Sharp, clean, heavy: Techdiff's music on “P.Conv” is not only a combination of many genres (the obsessive edits of breakcore, the tempo of dubstep and at times, the driveof techno), but also something else altogether, which provides this album with a rare freshness and originality. It all flows with ease from start to finish, and yet features such club tune as “Gofair” or the touching, atmospheric “Xkiysa Icwe Olrxgln”. And the listener would be hard press to recognize the original material remixed on three tracks, by Hecq, Balkansks & Loop Stepwalker and Raxyor, as Techdiff turned them into his own, spacious and scraping sound.

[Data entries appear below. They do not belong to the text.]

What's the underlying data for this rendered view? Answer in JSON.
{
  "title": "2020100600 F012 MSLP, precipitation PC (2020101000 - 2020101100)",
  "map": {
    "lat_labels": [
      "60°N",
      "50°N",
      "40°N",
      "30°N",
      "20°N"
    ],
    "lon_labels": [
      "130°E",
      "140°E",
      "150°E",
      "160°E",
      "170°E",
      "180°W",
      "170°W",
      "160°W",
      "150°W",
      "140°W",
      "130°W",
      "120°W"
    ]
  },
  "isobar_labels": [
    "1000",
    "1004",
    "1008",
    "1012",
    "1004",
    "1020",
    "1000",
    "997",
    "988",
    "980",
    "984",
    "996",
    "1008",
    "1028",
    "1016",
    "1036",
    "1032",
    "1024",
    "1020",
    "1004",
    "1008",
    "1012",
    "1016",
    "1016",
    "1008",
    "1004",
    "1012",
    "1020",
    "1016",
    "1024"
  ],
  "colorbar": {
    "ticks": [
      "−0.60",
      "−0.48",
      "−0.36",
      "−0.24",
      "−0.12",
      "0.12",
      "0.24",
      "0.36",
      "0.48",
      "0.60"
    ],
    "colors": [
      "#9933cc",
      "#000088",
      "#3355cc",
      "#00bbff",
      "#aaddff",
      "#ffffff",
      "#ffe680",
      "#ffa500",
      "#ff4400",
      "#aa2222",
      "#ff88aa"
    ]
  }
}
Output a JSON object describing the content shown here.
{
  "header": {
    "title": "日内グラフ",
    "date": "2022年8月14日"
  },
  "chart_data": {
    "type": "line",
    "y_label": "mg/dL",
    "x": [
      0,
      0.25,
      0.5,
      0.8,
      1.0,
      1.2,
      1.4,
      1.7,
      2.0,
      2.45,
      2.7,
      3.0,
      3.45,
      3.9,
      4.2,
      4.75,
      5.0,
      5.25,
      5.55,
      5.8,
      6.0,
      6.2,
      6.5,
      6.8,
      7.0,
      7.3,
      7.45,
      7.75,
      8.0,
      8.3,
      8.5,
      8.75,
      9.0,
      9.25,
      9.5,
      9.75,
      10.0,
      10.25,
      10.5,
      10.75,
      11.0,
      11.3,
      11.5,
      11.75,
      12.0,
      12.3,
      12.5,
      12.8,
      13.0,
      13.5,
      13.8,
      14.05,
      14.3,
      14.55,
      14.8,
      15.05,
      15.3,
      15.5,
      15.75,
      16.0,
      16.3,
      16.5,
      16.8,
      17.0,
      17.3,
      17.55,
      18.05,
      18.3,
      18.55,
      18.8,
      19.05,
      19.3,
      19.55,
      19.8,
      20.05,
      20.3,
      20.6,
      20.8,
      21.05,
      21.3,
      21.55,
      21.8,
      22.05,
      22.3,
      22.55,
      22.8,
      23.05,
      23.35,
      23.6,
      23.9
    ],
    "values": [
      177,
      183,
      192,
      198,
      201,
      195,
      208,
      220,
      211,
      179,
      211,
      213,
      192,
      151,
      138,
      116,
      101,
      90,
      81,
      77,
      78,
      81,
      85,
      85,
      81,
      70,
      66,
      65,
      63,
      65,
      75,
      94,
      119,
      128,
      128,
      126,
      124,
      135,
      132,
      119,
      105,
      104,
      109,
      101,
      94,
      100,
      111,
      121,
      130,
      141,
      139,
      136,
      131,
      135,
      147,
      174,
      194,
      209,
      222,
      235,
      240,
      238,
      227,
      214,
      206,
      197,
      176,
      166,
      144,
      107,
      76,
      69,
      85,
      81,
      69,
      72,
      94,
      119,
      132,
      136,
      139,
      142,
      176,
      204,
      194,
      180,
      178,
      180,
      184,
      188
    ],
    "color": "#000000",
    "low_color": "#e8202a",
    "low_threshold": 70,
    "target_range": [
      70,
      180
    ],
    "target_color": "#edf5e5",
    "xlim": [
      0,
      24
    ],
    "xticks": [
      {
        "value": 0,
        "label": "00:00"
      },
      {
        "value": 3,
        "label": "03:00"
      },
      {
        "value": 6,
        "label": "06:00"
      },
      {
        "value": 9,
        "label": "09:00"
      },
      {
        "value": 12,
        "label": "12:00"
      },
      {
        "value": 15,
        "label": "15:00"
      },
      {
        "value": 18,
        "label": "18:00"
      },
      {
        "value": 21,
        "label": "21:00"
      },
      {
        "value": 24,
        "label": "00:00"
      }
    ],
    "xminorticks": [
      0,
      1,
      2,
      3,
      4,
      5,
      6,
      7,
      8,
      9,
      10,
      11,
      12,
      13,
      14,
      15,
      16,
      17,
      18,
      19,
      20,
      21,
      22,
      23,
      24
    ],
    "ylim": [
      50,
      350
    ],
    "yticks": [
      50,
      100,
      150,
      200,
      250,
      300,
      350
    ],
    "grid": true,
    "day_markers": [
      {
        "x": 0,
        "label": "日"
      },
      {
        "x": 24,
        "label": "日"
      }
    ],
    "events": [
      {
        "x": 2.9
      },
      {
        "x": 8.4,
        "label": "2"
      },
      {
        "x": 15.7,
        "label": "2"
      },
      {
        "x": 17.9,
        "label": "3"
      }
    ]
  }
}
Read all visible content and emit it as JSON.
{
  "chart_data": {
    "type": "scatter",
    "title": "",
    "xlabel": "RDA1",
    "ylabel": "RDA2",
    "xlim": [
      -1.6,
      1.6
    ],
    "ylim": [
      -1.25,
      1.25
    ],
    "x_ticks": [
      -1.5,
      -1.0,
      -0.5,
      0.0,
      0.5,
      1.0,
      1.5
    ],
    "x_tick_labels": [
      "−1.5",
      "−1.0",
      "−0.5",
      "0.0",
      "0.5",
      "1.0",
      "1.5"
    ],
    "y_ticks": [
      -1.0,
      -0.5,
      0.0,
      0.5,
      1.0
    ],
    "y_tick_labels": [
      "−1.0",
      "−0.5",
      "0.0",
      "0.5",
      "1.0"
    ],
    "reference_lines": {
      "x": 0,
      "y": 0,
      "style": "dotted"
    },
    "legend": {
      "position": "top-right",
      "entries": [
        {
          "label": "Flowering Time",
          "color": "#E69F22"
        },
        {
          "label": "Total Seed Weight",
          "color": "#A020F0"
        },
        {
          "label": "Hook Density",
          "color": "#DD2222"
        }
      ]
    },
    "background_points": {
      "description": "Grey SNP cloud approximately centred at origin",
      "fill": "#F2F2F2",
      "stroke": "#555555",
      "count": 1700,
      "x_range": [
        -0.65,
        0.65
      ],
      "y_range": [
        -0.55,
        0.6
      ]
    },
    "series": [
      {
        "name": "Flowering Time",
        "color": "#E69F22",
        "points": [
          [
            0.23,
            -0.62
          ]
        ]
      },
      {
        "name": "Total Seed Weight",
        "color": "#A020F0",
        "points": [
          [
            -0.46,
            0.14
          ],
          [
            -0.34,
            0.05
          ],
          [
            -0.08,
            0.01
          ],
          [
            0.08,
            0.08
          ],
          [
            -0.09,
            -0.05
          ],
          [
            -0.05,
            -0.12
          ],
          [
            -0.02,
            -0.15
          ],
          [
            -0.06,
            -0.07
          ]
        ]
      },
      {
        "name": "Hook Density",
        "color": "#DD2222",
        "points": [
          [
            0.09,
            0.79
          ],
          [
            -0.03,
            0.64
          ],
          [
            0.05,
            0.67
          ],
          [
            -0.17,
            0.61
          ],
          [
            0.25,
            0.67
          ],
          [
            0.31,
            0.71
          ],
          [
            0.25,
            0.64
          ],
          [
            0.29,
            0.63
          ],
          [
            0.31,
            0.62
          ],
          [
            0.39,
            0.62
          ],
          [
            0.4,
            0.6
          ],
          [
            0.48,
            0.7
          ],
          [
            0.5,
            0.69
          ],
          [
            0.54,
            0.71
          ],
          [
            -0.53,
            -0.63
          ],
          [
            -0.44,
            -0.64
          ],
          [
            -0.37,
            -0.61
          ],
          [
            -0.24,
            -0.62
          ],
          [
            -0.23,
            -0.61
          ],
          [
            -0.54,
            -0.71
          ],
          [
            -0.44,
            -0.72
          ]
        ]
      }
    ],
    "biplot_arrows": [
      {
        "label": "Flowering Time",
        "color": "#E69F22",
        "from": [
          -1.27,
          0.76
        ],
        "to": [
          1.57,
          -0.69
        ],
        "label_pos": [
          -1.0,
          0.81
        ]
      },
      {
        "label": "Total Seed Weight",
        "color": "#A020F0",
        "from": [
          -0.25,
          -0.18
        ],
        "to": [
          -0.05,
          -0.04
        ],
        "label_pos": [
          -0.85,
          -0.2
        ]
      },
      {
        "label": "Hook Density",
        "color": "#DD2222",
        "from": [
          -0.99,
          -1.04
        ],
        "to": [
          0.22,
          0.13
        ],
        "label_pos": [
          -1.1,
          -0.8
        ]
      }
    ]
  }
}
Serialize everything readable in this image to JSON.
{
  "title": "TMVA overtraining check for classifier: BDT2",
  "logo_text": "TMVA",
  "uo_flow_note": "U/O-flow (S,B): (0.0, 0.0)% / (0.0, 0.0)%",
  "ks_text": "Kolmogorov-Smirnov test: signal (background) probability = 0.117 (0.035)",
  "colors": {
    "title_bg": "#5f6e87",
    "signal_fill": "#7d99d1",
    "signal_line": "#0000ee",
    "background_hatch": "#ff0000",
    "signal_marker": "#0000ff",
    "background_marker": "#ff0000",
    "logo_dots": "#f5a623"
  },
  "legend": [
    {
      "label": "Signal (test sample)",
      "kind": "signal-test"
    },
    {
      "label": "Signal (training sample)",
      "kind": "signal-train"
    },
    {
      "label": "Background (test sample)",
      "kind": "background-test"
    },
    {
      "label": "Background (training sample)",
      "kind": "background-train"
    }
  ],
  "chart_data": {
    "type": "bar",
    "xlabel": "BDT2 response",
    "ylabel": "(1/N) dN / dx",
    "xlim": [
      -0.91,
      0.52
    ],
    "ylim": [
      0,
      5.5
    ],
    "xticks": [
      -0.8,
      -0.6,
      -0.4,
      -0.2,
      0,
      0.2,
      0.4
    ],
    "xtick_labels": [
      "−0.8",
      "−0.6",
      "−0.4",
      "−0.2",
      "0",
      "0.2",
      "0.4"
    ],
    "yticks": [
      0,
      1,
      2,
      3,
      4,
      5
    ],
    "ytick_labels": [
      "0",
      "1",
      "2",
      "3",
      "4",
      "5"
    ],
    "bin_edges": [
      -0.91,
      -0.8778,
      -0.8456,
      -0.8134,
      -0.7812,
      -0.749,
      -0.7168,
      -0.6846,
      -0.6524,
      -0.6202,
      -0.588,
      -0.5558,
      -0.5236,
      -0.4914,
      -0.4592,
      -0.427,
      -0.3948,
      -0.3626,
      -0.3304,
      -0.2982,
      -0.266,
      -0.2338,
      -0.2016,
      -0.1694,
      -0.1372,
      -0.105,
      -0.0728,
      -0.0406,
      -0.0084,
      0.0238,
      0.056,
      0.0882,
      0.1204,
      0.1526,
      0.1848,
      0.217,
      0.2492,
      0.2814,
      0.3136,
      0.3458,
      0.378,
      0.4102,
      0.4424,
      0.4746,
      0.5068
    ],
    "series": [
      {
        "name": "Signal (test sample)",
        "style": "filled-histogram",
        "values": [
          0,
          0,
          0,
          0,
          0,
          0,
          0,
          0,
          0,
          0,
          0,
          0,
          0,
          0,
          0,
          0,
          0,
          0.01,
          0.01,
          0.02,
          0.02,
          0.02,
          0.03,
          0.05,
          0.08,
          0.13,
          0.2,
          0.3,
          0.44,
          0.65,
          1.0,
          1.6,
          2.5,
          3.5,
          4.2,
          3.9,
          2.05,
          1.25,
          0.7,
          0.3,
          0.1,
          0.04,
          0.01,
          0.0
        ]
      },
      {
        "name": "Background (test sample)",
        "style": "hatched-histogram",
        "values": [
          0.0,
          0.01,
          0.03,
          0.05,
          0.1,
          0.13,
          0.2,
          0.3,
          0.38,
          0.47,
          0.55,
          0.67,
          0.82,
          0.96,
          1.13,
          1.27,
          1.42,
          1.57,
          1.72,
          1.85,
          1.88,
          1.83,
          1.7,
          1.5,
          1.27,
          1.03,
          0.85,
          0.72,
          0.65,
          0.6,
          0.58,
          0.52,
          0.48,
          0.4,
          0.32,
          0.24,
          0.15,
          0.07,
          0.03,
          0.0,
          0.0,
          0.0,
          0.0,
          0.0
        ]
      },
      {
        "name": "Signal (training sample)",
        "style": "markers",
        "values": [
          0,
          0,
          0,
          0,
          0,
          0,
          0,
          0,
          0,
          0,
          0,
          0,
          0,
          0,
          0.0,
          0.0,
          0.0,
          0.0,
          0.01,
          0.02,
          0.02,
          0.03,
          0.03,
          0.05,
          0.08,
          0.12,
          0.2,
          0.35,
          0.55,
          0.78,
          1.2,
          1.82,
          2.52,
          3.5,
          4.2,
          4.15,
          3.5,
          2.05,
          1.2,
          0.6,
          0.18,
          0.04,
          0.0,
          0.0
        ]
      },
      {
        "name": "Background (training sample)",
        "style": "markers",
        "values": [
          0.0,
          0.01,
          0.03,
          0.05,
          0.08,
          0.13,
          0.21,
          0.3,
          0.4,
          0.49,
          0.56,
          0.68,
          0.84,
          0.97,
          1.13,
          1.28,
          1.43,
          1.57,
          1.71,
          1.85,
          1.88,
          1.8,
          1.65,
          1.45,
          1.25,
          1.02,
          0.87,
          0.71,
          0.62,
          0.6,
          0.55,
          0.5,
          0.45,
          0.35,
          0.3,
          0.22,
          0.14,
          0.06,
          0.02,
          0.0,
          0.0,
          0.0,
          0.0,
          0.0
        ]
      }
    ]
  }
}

Started in 2010, Techdiff's “P.Conv” was by far the slowest album to ever be written for Ad Noiseam. It took dozens of versions of each track, hours of checking every frequency and every beat for the ten tracks of this album to see the light of the day. An arduous process, all the more combined with Techdiff's frequent touring, it was however very worth the efforts, as this album immediately impresses by the cleanliness and dynamic of its sound. Not only is this album a milestone for Techdiff, but it is also a work which genuinely brings enthusiasm and hope for more innovation in hard edged electronic music.